E, entretanto, choro. Choro pela emoção das despedidas. Como aquelas que, na última Assembleia Municipal da Guarda, despediu os deputados trânsfugas (ou que pelo menos se levantam como grandes adversários do actual PSD). Que palavras bonitas se ouviram. O senhor Saraiva, eminente porta-voz do hemiciclo, clamou por justiça para com os deputados “gastos” que partiam. Emocionado, com a voz embargada, protestou a perda de tão ilustres tribunos, inimigos, agora amigos, excluídos. E agradeceu. Agradeceu que durante anos os deputados tenham estado ali. Que incomodassem apenas Valente e sempre sobre a PLIE. E pouco mais. E agradeceu. Agradeceu em nome próprio e em nome do presidente (que foi administrador da sociedade Polis) que nunca lhe tenham perguntado pelos 30 milhões que gastou em seis anos de Polis. Trinta milhões que serviram para uma má intervenção na Praça Velha e um parque/jardim junto ao Rio Diz. Se lhe tivessem perguntado, ele teria também acrescentado que alguns tostões serviram para fazer um quartel de bombeiros, porque a sociedade Polis tinha muita necessidade do terreno das antigas instalações, para lá fazer… um parque de automóveis, ao cimo de um pinhal, onde ninguém vai. E mais uns tostões para um bloco habitacional, onde, em quatro anos, já venderam um apartamento, da dúzia que foram construídos, fechados e a apodrecer. Os deputados nunca quiseram incomodar o senhor Saraiva, nessa dura tarefa de fiscalizar, para que tinham sido eleitos. E gastaram-se. Gastaram-se, mesmo sem perguntar ao senhor Saraiva, emocionado, para onde tinham ido os 30 milhões do Polis… que também deviam ter servido para fazer o Museu da Água. E para fazer o Centro de Interpretação da História de Portugal. E tantas outras coisas… Por isso o senhor Saraiva estava emocionado. Despedia uns deputados “gastos” que nunca o incomodaram com a pertinência das necessidades da cidade. Uns deputados, que, ali mesmo, entre lágrimas e champanhe da despedida, podiam perguntar ao senhor Saraiva o que andava a fazer que justificasse os milhares de euros que a Câmara lhe paga na Agência para a Promoção da Guarda – a eminência parda da funesta sociedade Polis. A fazer umas feiras de velharias, poderia responder o tribuno. E mais uns livros de autoria própria e financiamento municipal.

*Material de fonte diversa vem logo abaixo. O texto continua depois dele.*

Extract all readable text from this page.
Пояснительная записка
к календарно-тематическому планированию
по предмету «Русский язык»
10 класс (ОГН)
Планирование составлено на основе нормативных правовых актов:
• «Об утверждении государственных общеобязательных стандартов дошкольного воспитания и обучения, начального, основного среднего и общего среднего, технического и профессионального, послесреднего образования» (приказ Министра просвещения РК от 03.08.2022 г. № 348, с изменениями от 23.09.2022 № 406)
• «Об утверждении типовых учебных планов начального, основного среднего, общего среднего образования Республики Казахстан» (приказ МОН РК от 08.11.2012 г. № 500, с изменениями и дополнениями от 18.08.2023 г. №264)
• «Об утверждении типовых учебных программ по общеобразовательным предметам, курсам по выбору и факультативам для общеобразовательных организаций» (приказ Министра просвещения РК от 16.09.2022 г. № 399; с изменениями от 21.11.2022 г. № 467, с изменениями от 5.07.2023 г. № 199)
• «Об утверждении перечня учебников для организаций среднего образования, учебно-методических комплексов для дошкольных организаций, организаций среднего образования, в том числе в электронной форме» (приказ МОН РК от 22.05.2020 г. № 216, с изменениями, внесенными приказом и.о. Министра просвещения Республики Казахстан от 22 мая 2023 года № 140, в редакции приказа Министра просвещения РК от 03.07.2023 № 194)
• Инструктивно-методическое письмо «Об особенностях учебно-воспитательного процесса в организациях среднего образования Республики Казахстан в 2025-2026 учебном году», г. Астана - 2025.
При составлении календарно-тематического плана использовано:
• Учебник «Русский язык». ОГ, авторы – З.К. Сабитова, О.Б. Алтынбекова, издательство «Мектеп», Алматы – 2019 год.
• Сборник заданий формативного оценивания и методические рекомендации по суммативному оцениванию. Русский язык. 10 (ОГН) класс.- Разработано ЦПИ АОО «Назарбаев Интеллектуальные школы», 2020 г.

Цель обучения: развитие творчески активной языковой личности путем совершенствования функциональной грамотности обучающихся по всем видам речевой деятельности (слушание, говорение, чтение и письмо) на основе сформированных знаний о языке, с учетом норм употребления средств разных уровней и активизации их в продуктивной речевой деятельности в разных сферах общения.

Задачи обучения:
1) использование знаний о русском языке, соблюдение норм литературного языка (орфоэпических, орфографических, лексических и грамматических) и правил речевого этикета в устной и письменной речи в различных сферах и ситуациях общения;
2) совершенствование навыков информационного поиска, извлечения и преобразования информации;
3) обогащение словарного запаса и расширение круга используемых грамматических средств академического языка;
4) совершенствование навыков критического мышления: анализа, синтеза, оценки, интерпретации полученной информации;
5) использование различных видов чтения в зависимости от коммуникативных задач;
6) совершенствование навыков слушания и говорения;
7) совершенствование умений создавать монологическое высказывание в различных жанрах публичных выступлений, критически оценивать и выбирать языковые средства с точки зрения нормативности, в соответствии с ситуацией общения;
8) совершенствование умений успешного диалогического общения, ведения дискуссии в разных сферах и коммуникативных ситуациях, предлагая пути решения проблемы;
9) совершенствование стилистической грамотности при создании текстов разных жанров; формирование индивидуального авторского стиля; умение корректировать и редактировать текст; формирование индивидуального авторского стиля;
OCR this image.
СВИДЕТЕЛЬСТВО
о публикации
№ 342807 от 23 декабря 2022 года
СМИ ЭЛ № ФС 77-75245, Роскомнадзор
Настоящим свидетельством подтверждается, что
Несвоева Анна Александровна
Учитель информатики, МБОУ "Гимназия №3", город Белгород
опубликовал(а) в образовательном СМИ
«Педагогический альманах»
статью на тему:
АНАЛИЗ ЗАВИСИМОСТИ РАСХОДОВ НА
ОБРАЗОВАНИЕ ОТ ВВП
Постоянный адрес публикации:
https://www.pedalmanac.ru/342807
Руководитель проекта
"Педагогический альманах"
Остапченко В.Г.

É assim que também eu me emociono. “Baste a quem basta o que lhe basta /O bastante de lhe bastar!” (Fernando Pessoa).

“Já não sou eu, mas outro que mal acaba de começar” (Samuel Beckett), porque eu, o outro, tenho mesmo de partir, para não ter de conviver com uma cidade assim. Adeus. Vou andar por aí…

Por: O Nadador Salvador

Nota: Neste período de Verão, publicamos esta rubrica de opinião política “quente”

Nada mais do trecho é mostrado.